One possible explanation for the observed allelic bias is the existence of transcriptional bias against mutant alleles. Indeed, at least part of the absence of mutant transcripts can be explained by nonsense-mediated decay (NMD) due to a premature stop codon (8 out of 103 exonic sSNVs) [47]. In those cases it is not surprising that the wild type mRNAs prevailed (Supplementary Figure 6E, Supplementary Table 7B). NMD-induced allelic exclusion of mutant transcripts was also observed for 1 germline heterozygous CG-deletion (Figure 4E–F; Supplementary Figure 6F) and 2 heterozygous somatic indels (data not shown), which also induced premature stop codons in downstream exons by frame-shifting. Hence, NMD can account for a fraction of the untranscribed mutant alleles, but not for all of them.

4. Discussion

In this present work we demonstrate, for the first time, the feasibility of performing concurrent, whole exome and transcriptome sequence analysis from the same single cell. This SCTG method combines two unique advantages. First, SCTG is capable of accurately detecting combinations of common germline variants and somatic mutations unique for each cell. Such variant patterns cannot be obtained at the bulk level. Indeed, it is the combination of genomic variants (and their altered function in signaling and regulatory networks), rather than individual mutations, that is considered the key determinant of the cellular phenotype. Therefore, it is crucial to define the full repertoire of all variants/mutations in a genome, which can only be achieved by single cell sequencing.
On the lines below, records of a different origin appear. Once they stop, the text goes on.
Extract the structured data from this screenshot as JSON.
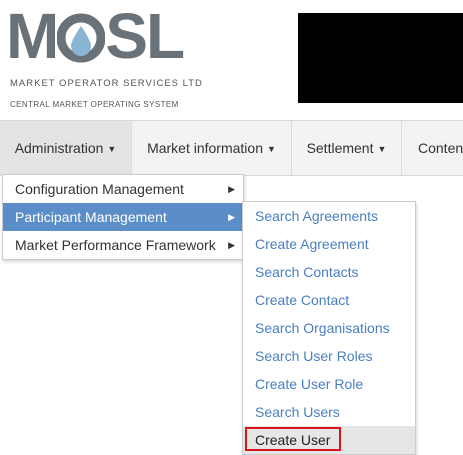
{
  "logo": {
    "word_left": "M",
    "word_right": "SL",
    "line1": "MARKET OPERATOR SERVICES LTD",
    "line2": "CENTRAL MARKET OPERATING SYSTEM"
  },
  "menu": [
    {
      "label": "Administration"
    },
    {
      "label": "Market information"
    },
    {
      "label": "Settlement"
    },
    {
      "label": "Conten"
    }
  ],
  "admin_menu": [
    {
      "label": "Configuration Management"
    },
    {
      "label": "Participant Management"
    },
    {
      "label": "Market Performance Framework"
    }
  ],
  "participant_menu": [
    {
      "label": "Search Agreements"
    },
    {
      "label": "Create Agreement"
    },
    {
      "label": "Search Contacts"
    },
    {
      "label": "Create Contact"
    },
    {
      "label": "Search Organisations"
    },
    {
      "label": "Search User Roles"
    },
    {
      "label": "Create User Role"
    },
    {
      "label": "Search Users"
    },
    {
      "label": "Create User"
    }
  ],
  "colors": {
    "accent": "#5b8ec8",
    "link": "#4a7fbf",
    "highlight": "#d9141c",
    "droplet": "#8ab4d4"
  }
}
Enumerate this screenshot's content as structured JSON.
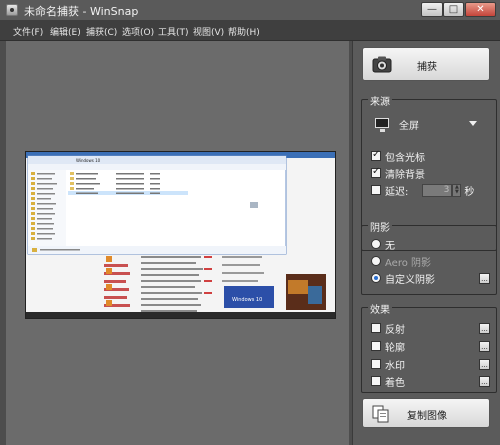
{
  "window": {
    "title": "未命名捕获 - WinSnap",
    "controls": {
      "min": "—",
      "max": "□",
      "close": "✕"
    }
  },
  "menu": [
    "文件(F)",
    "编辑(E)",
    "捕获(C)",
    "选项(O)",
    "工具(T)",
    "视图(V)",
    "帮助(H)"
  ],
  "capture_button": {
    "label": "捕获",
    "icon": "camera-icon"
  },
  "source": {
    "title": "来源",
    "mode": "全屏",
    "mode_icon": "monitor-icon",
    "include_cursor": {
      "label": "包含光标",
      "checked": true
    },
    "clear_background": {
      "label": "清除背景",
      "checked": true
    },
    "delay": {
      "label": "延迟:",
      "checked": false,
      "value": "3",
      "unit": "秒"
    }
  },
  "shadow": {
    "title": "阴影",
    "none_label": "无",
    "aero_label": "Aero 阴影",
    "custom_label": "自定义阴影",
    "selected": "custom"
  },
  "effects": {
    "title": "效果",
    "items": [
      {
        "label": "反射",
        "checked": false
      },
      {
        "label": "轮廓",
        "checked": false
      },
      {
        "label": "水印",
        "checked": false
      },
      {
        "label": "着色",
        "checked": false
      }
    ]
  },
  "copy_button": {
    "label": "复制图像",
    "icon": "copy-image-icon"
  },
  "preview": {
    "window_title": "Windows 10",
    "thumbnail_caption": "Windows 10"
  }
}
Second, SCTG allows to directly track genomic variants to the transcriptome. Such a direct comparison of genomic and transcriptomic variation cannot be done through analysis at the bulk level, thereby precluding the unraveling of critical genotype/phenotype relationships. Although in the current study we combined WES and RNA-seq, SCTG can be easily expanded to whole genome sequencing. Since the majority of trait and disease-associated germline variants are localized in non-coding regulatory regions, such as distantly-acting enhancers [48], SCTG could be used for a comprehensive evaluation of the consequences of somatic mutation perturbation of genome-wide gene regulatory networks.

For germline variants, we observed that heterozygous gSNVs were faithfully transcribed. This high concordance between germline variants and their corresponding mRNAs validates the accuracy of SCTG. However, unlike the expected and observed balanced transcription pattern of gSNVs (Table 2), the sSNV alleles in each cell were significantly under-transcribed (Table 2). The same massive allelic bias was not only observed in MEF1-7 (Table 2), but also in MEF8-10 (data not shown), despite their exclusion from SCTG due to their poor coverage. Such a massive allelic bias against sSNVs cannot be explained by biased mRNA amplification, because it was not observed for gSNVs amplified from the same cell. One extreme possibility is that at a certain mutant locus, all aligned cDNA reads are actually PCR products derived from the same mRNA template, which can consequently generate an all-WT or an all-mutant artifact. Such a problem is more severe when the RT is performed using a uniform (polyT) primer. In our case however, we performed RT using random primers. Indeed, the aligned reads are clearly initiated from multiple locations (Supplementary Figure 7), providing conclusive evidence that those cDNA reads are derived from different mRNA templates. The observed allelic bias is also unlikely to be a consequence of alignment errors. Indeed, at only 3–4 ENU-induced mutations per Mb, evenly distributed across the genome [8], it is very unlikely for two or more ENU-induced SNVs to occur in the same sequencing read (150bp), resulting in serious mis-alignment. Furthermore, since our measured germline and somatic SNV rates are quite similar (Supplementary Table 4), the misalignment problem should then have affected transcripts from germline and somatic SNVs in the same way. No allelic bias for germline SNVs was observed.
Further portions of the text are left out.